Некоторые родители идут еще дальше. Они подчас настолько ослеплены обожанием, что ухитряются убедить себя, будто их ребенок наделен талантами гения.

Что ж, ничего плохого во всем этом нет. Так уж повелось на свете. Но вот когда родители начинают расписывать блестящие достоинства своего ужасного отпрыска, тогда мы поднимаем крик: «Принесите-ка тазик! Сейчас стошнит!»

Школьные учителя особенно страдают из-за того, что им приходится выслушивать хвастовство гордых родителей, и когда приходит время по окончании четверти писать характеристики, они мстят. Будь я учителем, я бы состряпал нечто потрясающее для родителей, которые души не чают в своих детях. «Ваш сын Максимилиан, — написал бы я, — полный нуль. Надеюсь, у вас есть семейное дело, куда вы могли бы его пристроить по окончании школы, потому что ясно как дважды два — другой работы ему не найти». А будь у меня в тот день лирическое настроение, я бы написал так: «Интересно, что у кузнечиков органы слуха расположены в брюшке. Судя по тому, что ваша дочь Ванесса усвоила за эту четверть, у нее вообще нет органов слуха».

Я мог бы даже углубиться в естественную историю и заявить: «Певчая цикада шесть лет проводит под землей в качестве личинки и не более шести дней наслаждается солнцем и свежим воздухом. Ваш сын Уилфред шесть лет был личинкой в нашей школе, а мы все ждем, когда же он вылупится из куколки». Какая-нибудь особенно ядовитая девчонка могла бы заставить меня высказаться так: «Фиона обладает леденящей красотой айсберга, но в отличие от айсберга ниже поверхности у нее нет решительно ничего». Думаю, мне доставило бы удовольствие писать в конце четверти характеристики на всяких попрыгунчиков и попрыгуний. Но довольно об этом. Нам нужно идти дальше.

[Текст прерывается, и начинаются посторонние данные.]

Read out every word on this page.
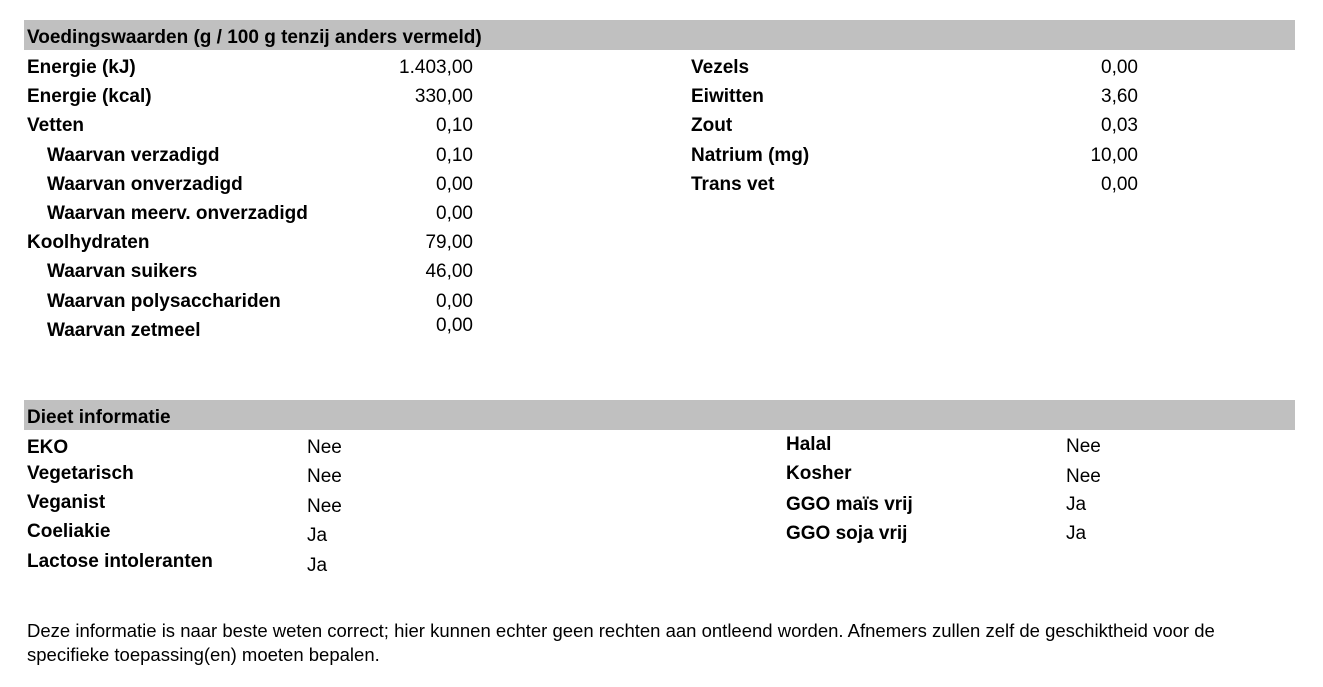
Voedingswaarden (g / 100 g tenzij anders vermeld)
Energie (kJ)	1.403,00
Energie (kcal)	330,00
Vetten	0,10
Waarvan verzadigd	0,10
Waarvan onverzadigd	0,00
Waarvan meerv. onverzadigd	0,00
Koolhydraten	79,00
Waarvan suikers	46,00
Waarvan polysacchariden	0,00
Waarvan zetmeel	0,00
Vezels	0,00
Eiwitten	3,60
Zout	0,03
Natrium (mg)	10,00
Trans vet	0,00
Dieet informatie
EKO	Nee
Vegetarisch	Nee
Veganist	Nee
Coeliakie	Ja
Lactose intoleranten	Ja
Halal	Nee
Kosher	Nee
GGO maïs vrij	Ja
GGO soja vrij	Ja
Deze informatie is naar beste weten correct; hier kunnen echter geen rechten aan ontleend worden. Afnemers zullen zelf de geschiktheid voor de specifieke toepassing(en) moeten bepalen.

Иногда встречаешь родителей, занимающих противоположную позицию, вовсе не интересующихся своими детьми, и эти, конечно же, гораздо хуже тех, которые обожают своих чад. Мистер и миссис Вормвуд были именно такими родителями. У них был сын по имени Майкл и дочь, которую звали Матильда, и родители смотрели на эту самую Матильду как на какую-то букашку. Букашка — это нечто такое, с чем можно смириться, покуда не наступает время, когда от нее хочется отмахнуться. Мистер и миссис Вормвуд с громадным нетерпением дожидались того времени, когда можно будет отмахнуться от дочери, да так, чтобы по возможности она оказалась в соседнем графстве, а то и еще дальше.

Плохо, когда родители обращаются с обыкновенными детьми так, будто те букашки или прыщи, но еще хуже, когда ребенок необыкновенный, то есть наделен и чувством, и умом. Матильда была наделена и тем, и другим, а о способностях и говорить нечего. Ум у нее был такой живой, и она так быстро все схватывала, что ее способности не остались бы незамеченными даже самыми слабоумными родителями. Но мистер и миссис Вормвуд были такими бестолковыми и настолько были поглощены своей собственной глупой жизнью, что не замечали в дочери ничего необыкновенного. По правде, сомневаюсь, заметили бы они что-нибудь необыкновенное, если бы она вползла в дом со сломанной ногой.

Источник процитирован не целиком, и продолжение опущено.